Because people do die in Doctor Who. Adults, children, aliens-- no one is immune. This isn't some fantasy whereby the ailments of reality are discarded in favor of blissful delusion; it's the great kind of science fiction wherein our very real problems and concerns are elevated to poetry, opera, and art. The great and trivial struggles of being alive are cast into sharp relief when an entire species, planet, solar system, or the entire history of time are threatened. We see, through the Doctor's eyes, what becomes important. Love isn't the ultimate savior, although it takes a healthy dose of kindness and caring-- industriousness and creativity are just as vital when it comes to saving the universe(s). Doctor Who shows us the qualities it takes to survive and thrive in an unkind world, and some surprising trends emerge. Generosity is prized, as is remorse. (Someone more fluent in history could write a damn fine thesis on how this relates to the history of Britain-as-imperial-power and her subsequent politics.) But most often, the Doctor acts out of a place of intelligence and warmth. As Amy Pond says, "You never interfere in the affairs of other peoples or planets unless there's children crying."
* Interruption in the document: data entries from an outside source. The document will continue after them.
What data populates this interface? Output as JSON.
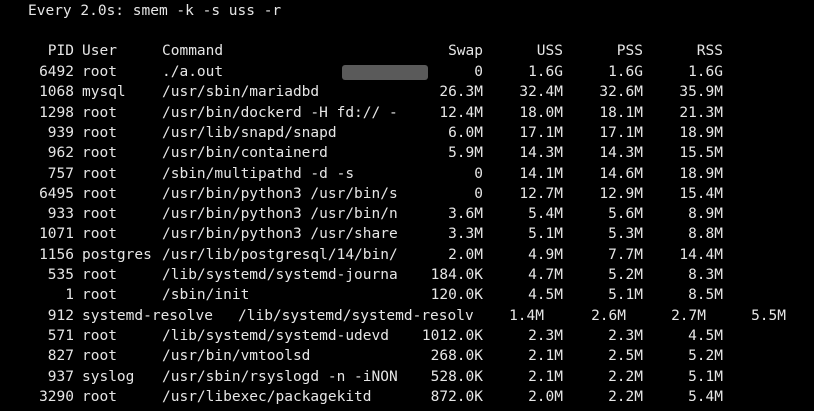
{
  "window": {
    "watch_header": "Every 2.0s: smem -k -s uss -r"
  },
  "table": {
    "columns": [
      "PID",
      "User",
      "Command",
      "Swap",
      "USS",
      "PSS",
      "RSS"
    ],
    "rows": [
      {
        "pid": "6492",
        "user": "root",
        "command": "./a.out",
        "swap": "0",
        "uss": "1.6G",
        "pss": "1.6G",
        "rss": "1.6G",
        "redacted": true
      },
      {
        "pid": "1068",
        "user": "mysql",
        "command": "/usr/sbin/mariadbd",
        "swap": "26.3M",
        "uss": "32.4M",
        "pss": "32.6M",
        "rss": "35.9M"
      },
      {
        "pid": "1298",
        "user": "root",
        "command": "/usr/bin/dockerd -H fd:// -",
        "swap": "12.4M",
        "uss": "18.0M",
        "pss": "18.1M",
        "rss": "21.3M"
      },
      {
        "pid": "939",
        "user": "root",
        "command": "/usr/lib/snapd/snapd",
        "swap": "6.0M",
        "uss": "17.1M",
        "pss": "17.1M",
        "rss": "18.9M"
      },
      {
        "pid": "962",
        "user": "root",
        "command": "/usr/bin/containerd",
        "swap": "5.9M",
        "uss": "14.3M",
        "pss": "14.3M",
        "rss": "15.5M"
      },
      {
        "pid": "757",
        "user": "root",
        "command": "/sbin/multipathd -d -s",
        "swap": "0",
        "uss": "14.1M",
        "pss": "14.6M",
        "rss": "18.9M"
      },
      {
        "pid": "6495",
        "user": "root",
        "command": "/usr/bin/python3 /usr/bin/s",
        "swap": "0",
        "uss": "12.7M",
        "pss": "12.9M",
        "rss": "15.4M"
      },
      {
        "pid": "933",
        "user": "root",
        "command": "/usr/bin/python3 /usr/bin/n",
        "swap": "3.6M",
        "uss": "5.4M",
        "pss": "5.6M",
        "rss": "8.9M"
      },
      {
        "pid": "1071",
        "user": "root",
        "command": "/usr/bin/python3 /usr/share",
        "swap": "3.3M",
        "uss": "5.1M",
        "pss": "5.3M",
        "rss": "8.8M"
      },
      {
        "pid": "1156",
        "user": "postgres",
        "command": "/usr/lib/postgresql/14/bin/",
        "swap": "2.0M",
        "uss": "4.9M",
        "pss": "7.7M",
        "rss": "14.4M"
      },
      {
        "pid": "535",
        "user": "root",
        "command": "/lib/systemd/systemd-journa",
        "swap": "184.0K",
        "uss": "4.7M",
        "pss": "5.2M",
        "rss": "8.3M"
      },
      {
        "pid": "1",
        "user": "root",
        "command": "/sbin/init",
        "swap": "120.0K",
        "uss": "4.5M",
        "pss": "5.1M",
        "rss": "8.5M"
      },
      {
        "pid": "912",
        "user": "systemd-resolve",
        "command": "/lib/systemd/systemd-resolv",
        "swap": "1.4M",
        "uss": "2.6M",
        "pss": "2.7M",
        "rss": "5.5M",
        "shifted": true
      },
      {
        "pid": "571",
        "user": "root",
        "command": "/lib/systemd/systemd-udevd",
        "swap": "1012.0K",
        "uss": "2.3M",
        "pss": "2.3M",
        "rss": "4.5M"
      },
      {
        "pid": "827",
        "user": "root",
        "command": "/usr/bin/vmtoolsd",
        "swap": "268.0K",
        "uss": "2.1M",
        "pss": "2.5M",
        "rss": "5.2M"
      },
      {
        "pid": "937",
        "user": "syslog",
        "command": "/usr/sbin/rsyslogd -n -iNON",
        "swap": "528.0K",
        "uss": "2.1M",
        "pss": "2.2M",
        "rss": "5.1M"
      },
      {
        "pid": "3290",
        "user": "root",
        "command": "/usr/libexec/packagekitd",
        "swap": "872.0K",
        "uss": "2.0M",
        "pss": "2.2M",
        "rss": "5.4M"
      }
    ]
  },
  "colors": {
    "background": "#000000",
    "foreground": "#e6e6e6",
    "redaction": "#5a5a5a"
  }
}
3. Nothing Is Ever Irrevocable... And the Things that Are Have Good Reasons

In Doctor Who, the things that are really, really bad (the Holocaust, slavery) are either glossed over or, if alluded to, the Doctor is able to explain why he can't interfere with some vague monologue about how some things are so big and so key to time that he can't mess with them. There are things even the Doctor can't change-- not actually because he can't, but because he won't. There is some greater purpose that, while never totally explained, we accept as viewers because it's comforting to be told by a 900-year-old that our problems are small but not insignificant in the grand scheme.
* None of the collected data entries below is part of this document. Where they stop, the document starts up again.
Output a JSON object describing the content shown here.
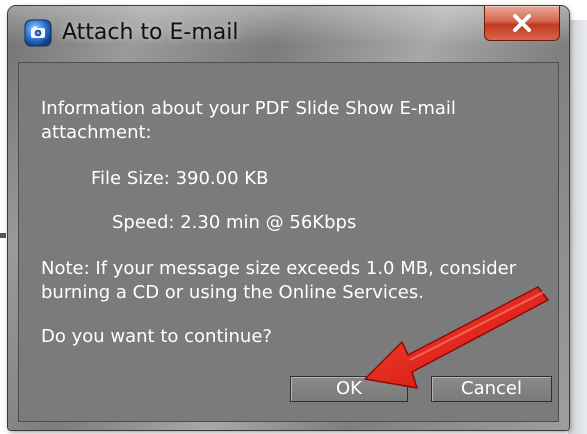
{
  "dialog": {
    "title": "Attach to E-mail",
    "close_symbol": "✕",
    "info_line1": "Information about your PDF Slide Show E-mail",
    "info_line2": "attachment:",
    "file_size_text": "File Size:  390.00 KB",
    "speed_text": "Speed:  2.30 min @ 56Kbps",
    "note_line1": "Note: If your message size exceeds 1.0 MB, consider",
    "note_line2": "burning a CD or using the Online Services.",
    "question": "Do you want to continue?",
    "ok_label": "OK",
    "cancel_label": "Cancel"
  },
  "icons": {
    "app": "camera-icon",
    "close": "close-icon",
    "annotation": "red-arrow-annotation"
  },
  "colors": {
    "client_background": "#7b7b7b",
    "text": "#ffffff",
    "close_button": "#c0391f",
    "arrow": "#e0140c"
  }
}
Meanwhile, at least half of the Doctor Who episodes I've seen involve him landing somewhere in the past and rectifying some minor wrong or explaining a quirk of history in a cockamamie way-- delightful or twee, depending usually on the writing. (There's one episode involving Shakespeare that includes one of my favorite lines. After being flirted with by the Bard himself, the Tenth Doctor mutters, "Fifty-two academics just punched the air." Yes, we did.)

Watch Doctor Who long enough, and you start to believe your own mistakes and regrets are mere casualties of time. My boyfriend told me with complete sincerity that he occasionally believes he can go back and correct past wrongs if he's been watching Doctor Who too much, and I can't say it's irrational. The conceit appeals to that little part of all of us that secretly believes there's something fantastical out there whose sole purpose is to fix our lives for us. It's the part of us that wants to surrender control.
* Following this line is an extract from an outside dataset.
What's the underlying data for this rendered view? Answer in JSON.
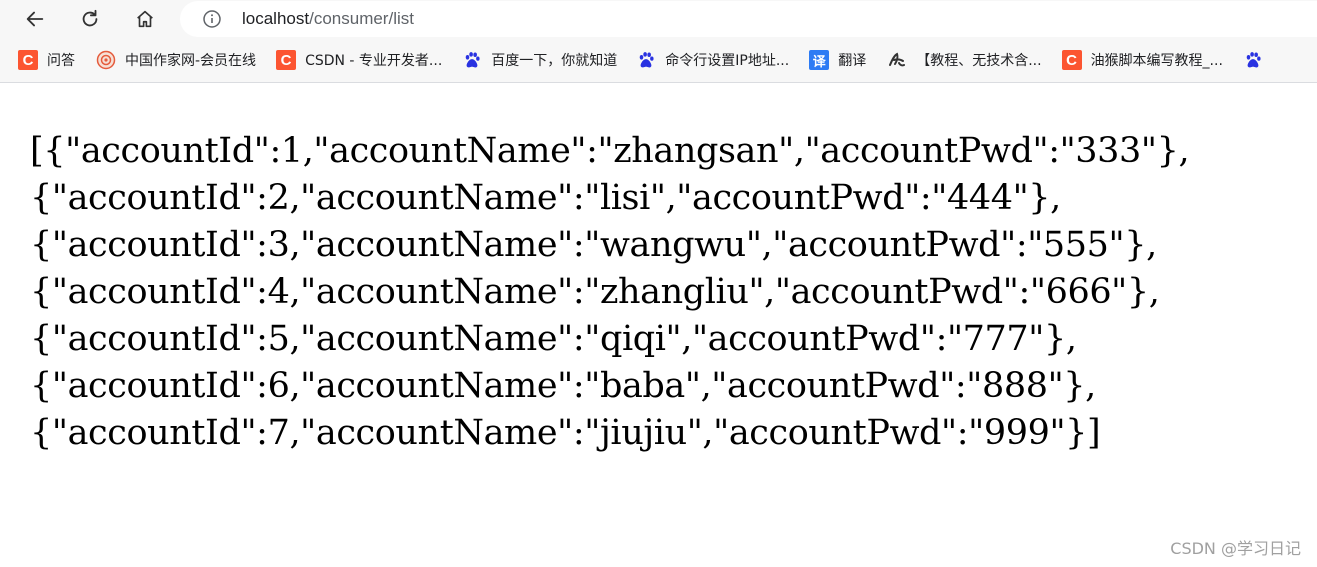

Doctor Who is a show for children, an age that every adult alive has lived through, for better or worse. Sometimes, watching the show sends the same shiver of delight down your spine that picking up a good book did when you were nine years old-- but t
he reading recommendations you get as an adult are usually for novels and nonfiction bestsellers, not fantasy serials. We speak of the Star Wars novelizations in ashamed, hushed voices, or joke about the camp quality of vampire stories written for adult audiences. There just aren't that many quality book series for adults the way there are for kids; we don't get to return to our favorite characters the way we used to, and the fictional world is less a stable home than a series of nice hotels (or conceptual art-themed motels, Mr. Eggers).

The greatest series is arguably now televised, because with Doctor Who, there's no compromise. You're accepting the desire to be entertained at face value, and getting more. The ability to return to that universe week after week is something special. I don't think the community fostered by Doctor Who is frivolous or superficial. I think it's an opportunity to connect in an age of cultural fragmentation. I don't think any artistic output is frivolous or superficial if we engage with it in the same spirit as we engage with history or the news. It's just as telling.